Türkiye'nin en iyi haber sitesi
AYŞE ÖZYILMAZEL

Benim filmim ‘Lion’

'La La Land', bir müzikalsever olarak beni mest etti mi? Hem de nasıl!
'Fences', Danzel Washington'ın olağanüstü oyunculuğuyla alkışlattı mı? Yüzde 100.
'Hidden Figures'; temposu, oyuncu kadrosu ve kadınların gücü adına izlerken büyüledi mi? Elbette.
'Moonlight'ı unutmak mümkün mü? Asla! Nefis bir film.
Ama 'Lion'... Ah o 'Lion'... Geldi, yüreğimin ortasına oturdu.

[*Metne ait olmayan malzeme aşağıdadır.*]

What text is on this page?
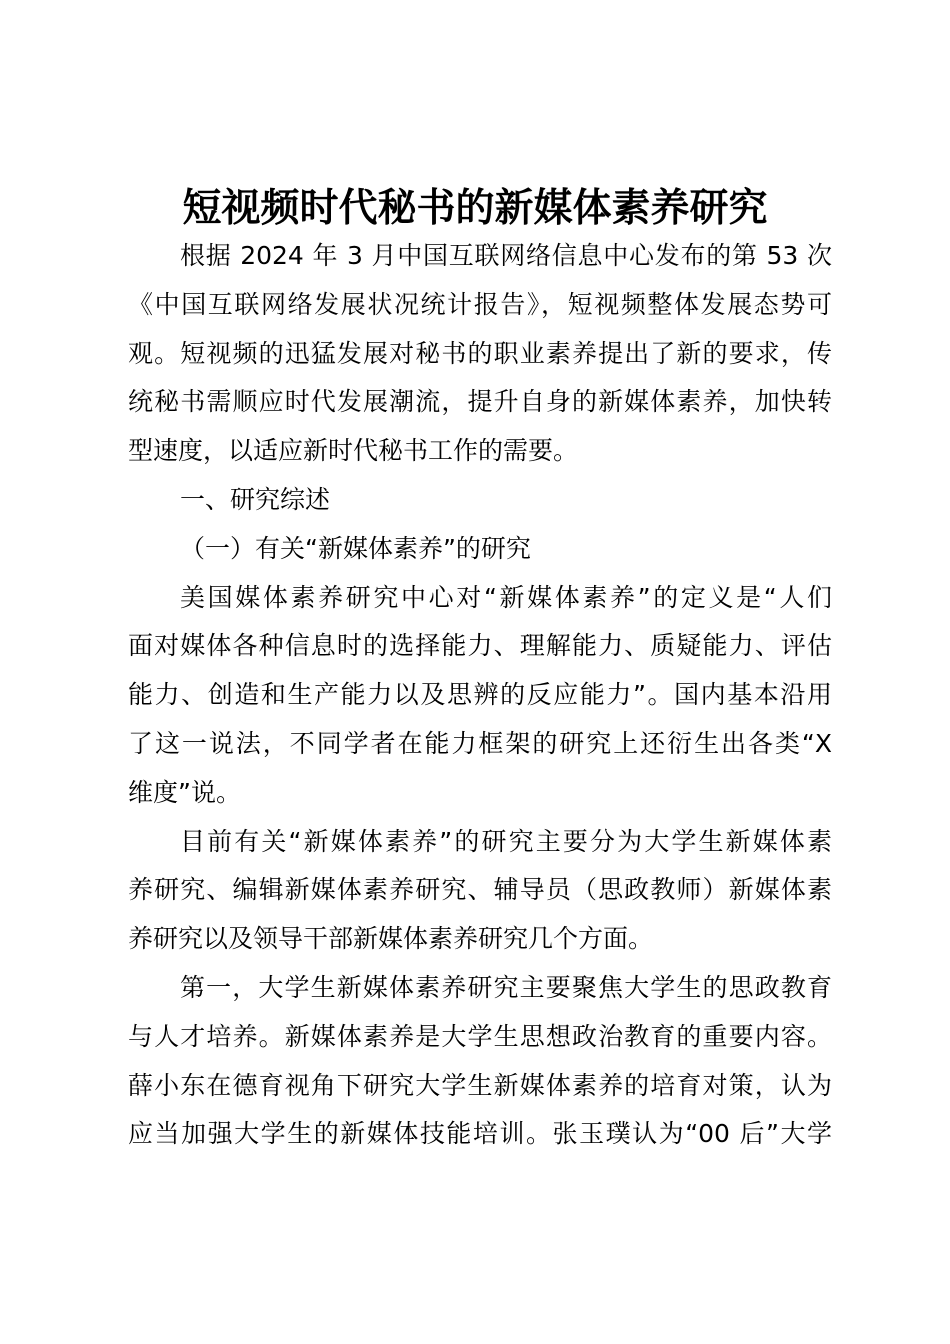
短视频时代秘书的新媒体素养研究
根据 2024 年 3 月中国互联网络信息中心发布的第 53 次
《中国互联网络发展状况统计报告》，短视频整体发展态势可
观。短视频的迅猛发展对秘书的职业素养提出了新的要求，传
统秘书需顺应时代发展潮流，提升自身的新媒体素养，加快转
型速度，以适应新时代秘书工作的需要。
一、研究综述
（一）有关“新媒体素养”的研究
美国媒体素养研究中心对“新媒体素养”的定义是“人们
面对媒体各种信息时的选择能力、理解能力、质疑能力、评估
能力、创造和生产能力以及思辨的反应能力”。国内基本沿用
了这一说法，不同学者在能力框架的研究上还衍生出各类“X
维度”说。
目前有关“新媒体素养”的研究主要分为大学生新媒体素
养研究、编辑新媒体素养研究、辅导员（思政教师）新媒体素
养研究以及领导干部新媒体素养研究几个方面。
第一，大学生新媒体素养研究主要聚焦大学生的思政教育
与人才培养。新媒体素养是大学生思想政治教育的重要内容。
薛小东在德育视角下研究大学生新媒体素养的培育对策，认为
应当加强大学生的新媒体技能培训。张玉璞认为“00 后”大学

5 yaşındaki Hintli çocuk (ama ne çocuk) 'Saroo', tren garında abisinin gelmesini beklerken uyuyakalır. Evini bulmaya çalışırken yanlış trene biner ve kaybolur. 'Saroo' daha filmin ilk sahnesinden seyirciyi darmaduman eden, bağlayan, kalbini çalan bir çocuk. Sunny Pawar'ın oyunculuğuna tüm Oscarlar gitsin.
Başına bir sürü olay gelen 'Saroo'yu, Avustralyalı bir çift (Nicole Kidman-David Wenham) evlat edinir. Ve 25 yıl sonra ailesini aramaya başlar 'Saroo'. Gerisi filmde...

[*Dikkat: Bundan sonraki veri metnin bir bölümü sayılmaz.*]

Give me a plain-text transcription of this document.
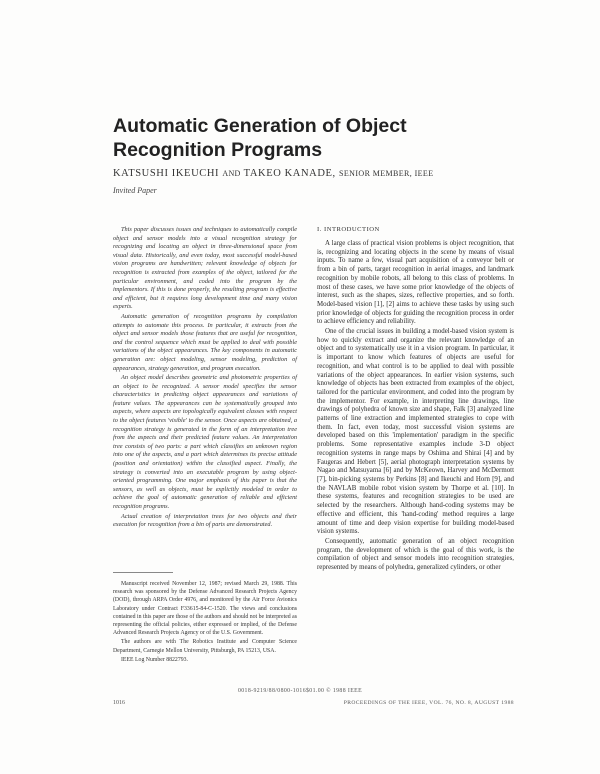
Automatic Generation of Object Recognition Programs
KATSUSHI IKEUCHI AND TAKEO KANADE, SENIOR MEMBER, IEEE
Invited Paper

This paper discusses issues and techniques to automatically compile object and sensor models into a visual recognition strategy for recognizing and locating an object in three-dimensional space from visual data. Historically, and even today, most successful model-based vision programs are handwritten; relevant knowledge of objects for recognition is extracted from examples of the object, tailored for the particular environment, and coded into the program by the implementors. If this is done properly, the resulting program is effective and efficient, but it requires long development time and many vision experts.

Automatic generation of recognition programs by compilation attempts to automate this process. In particular, it extracts from the object and sensor models those features that are useful for recognition, and the control sequence which must be applied to deal with possible variations of the object appearances. The key components in automatic generation are: object modeling, sensor modeling, prediction of appearances, strategy generation, and program execution.

An object model describes geometric and photometric properties of an object to be recognized. A sensor model specifies the sensor characteristics in predicting object appearances and variations of feature values. The appearances can be systematically grouped into aspects, where aspects are topologically equivalent classes with respect to the object features 'visible' to the sensor. Once aspects are obtained, a recognition strategy is generated in the form of an interpretation tree from the aspects and their predicted feature values. An interpretation tree consists of two parts: a part which classifies an unknown region into one of the aspects, and a part which determines its precise attitude (position and orientation) within the classified aspect. Finally, the strategy is converted into an executable program by using object-oriented programming. One major emphasis of this paper is that the sensors, as well as objects, must be explicitly modeled in order to achieve the goal of automatic generation of reliable and efficient recognition programs.

Actual creation of interpretation trees for two objects and their execution for recognition from a bin of parts are demonstrated.

Manuscript received November 12, 1987; revised March 29, 1988. This research was sponsored by the Defense Advanced Research Projects Agency (DOD), through ARPA Order 4976, and monitored by the Air Force Avionics Laboratory under Contract F33615-84-C-1520. The views and conclusions contained in this paper are those of the authors and should not be interpreted as representing the official policies, either expressed or implied, of the Defense Advanced Research Projects Agency or of the U.S. Government.

The authors are with The Robotics Institute and Computer Science Department, Carnegie Mellon University, Pittsburgh, PA 15213, USA.

IEEE Log Number 8822793.

I. INTRODUCTION

A large class of practical vision problems is object recognition, that is, recognizing and locating objects in the scene by means of visual inputs. To name a few, visual part acquisition of a conveyor belt or from a bin of parts, target recognition in aerial images, and landmark recognition by mobile robots, all belong to this class of problems. In most of these cases, we have some prior knowledge of the objects of interest, such as the shapes, sizes, reflective properties, and so forth. Model-based vision [1], [2] aims to achieve these tasks by using such prior knowledge of objects for guiding the recognition process in order to achieve efficiency and reliability.

One of the crucial issues in building a model-based vision system is how to quickly extract and organize the relevant knowledge of an object and to systematically use it in a vision program. In particular, it is important to know which features of objects are useful for recognition, and what control is to be applied to deal with possible variations of the object appearances. In earlier vision systems, such knowledge of objects has been extracted from examples of the object, tailored for the particular environment, and coded into the program by the implementor. For example, in interpreting line drawings, line drawings of polyhedra of known size and shape, Falk [3] analyzed line patterns of line extraction and implemented strategies to cope with them. In fact, even today, most successful vision systems are developed based on this 'implementation' paradigm in the specific problems. Some representative examples include 3-D object recognition systems in range maps by Oshima and Shirai [4] and by Faugeras and Hebert [5], aerial photograph interpretation systems by Nagao and Matsuyama [6] and by McKeown, Harvey and McDermott [7], bin-picking systems by Perkins [8] and Ikeuchi and Horn [9], and the NAVLAB mobile robot vision system by Thorpe et al. [10]. In these systems, features and recognition strategies to be used are selected by the researchers. Although hand-coding systems may be effective and efficient, this 'hand-coding' method requires a large amount of time and deep vision expertise for building model-based vision systems.

Consequently, automatic generation of an object recognition program, the development of which is the goal of this work, is the compilation of object and sensor models into recognition strategies, represented by means of polyhedra, generalized cylinders, or other

0018-9219/88/0800-1016$01.00 © 1988 IEEE
1016	PROCEEDINGS OF THE IEEE, VOL. 76, NO. 8, AUGUST 1988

Bambaşka şeyler var bu gerçek hayattan uyarlanmış harika filmde. Sınır, kültür, renk tanımayan katıksız sevgi var. Üstelik dramayı, acıyı gözümüze gözümüze sokmadan. İnsanlık var, gerçekler var, mucizeler var. İzlerken kendinize sorduğunuz onlarca soru var.
Bu yazıyı okuduğunuzda Oscar heykelcikleri dağıtılmış olacak ama söylemeden geçemeyeceğim; 'Lion' benim için yılın filmidir. Özeldir, naiftir, meselesi derindir, izlenmesi gerekir.

YAZARIN BUGÜNKÜ DİĞER YAZILARI
Yasal Uyarı: Yayınlanan köşe yazısı/haberin tüm hakları Turkuvaz Medya Grubu’na aittir. Kaynak gösterilse veya habere aktif link verilse dahi köşe yazısı/haberin tamamı ya da bir bölümü kesinlikle kullanılamaz.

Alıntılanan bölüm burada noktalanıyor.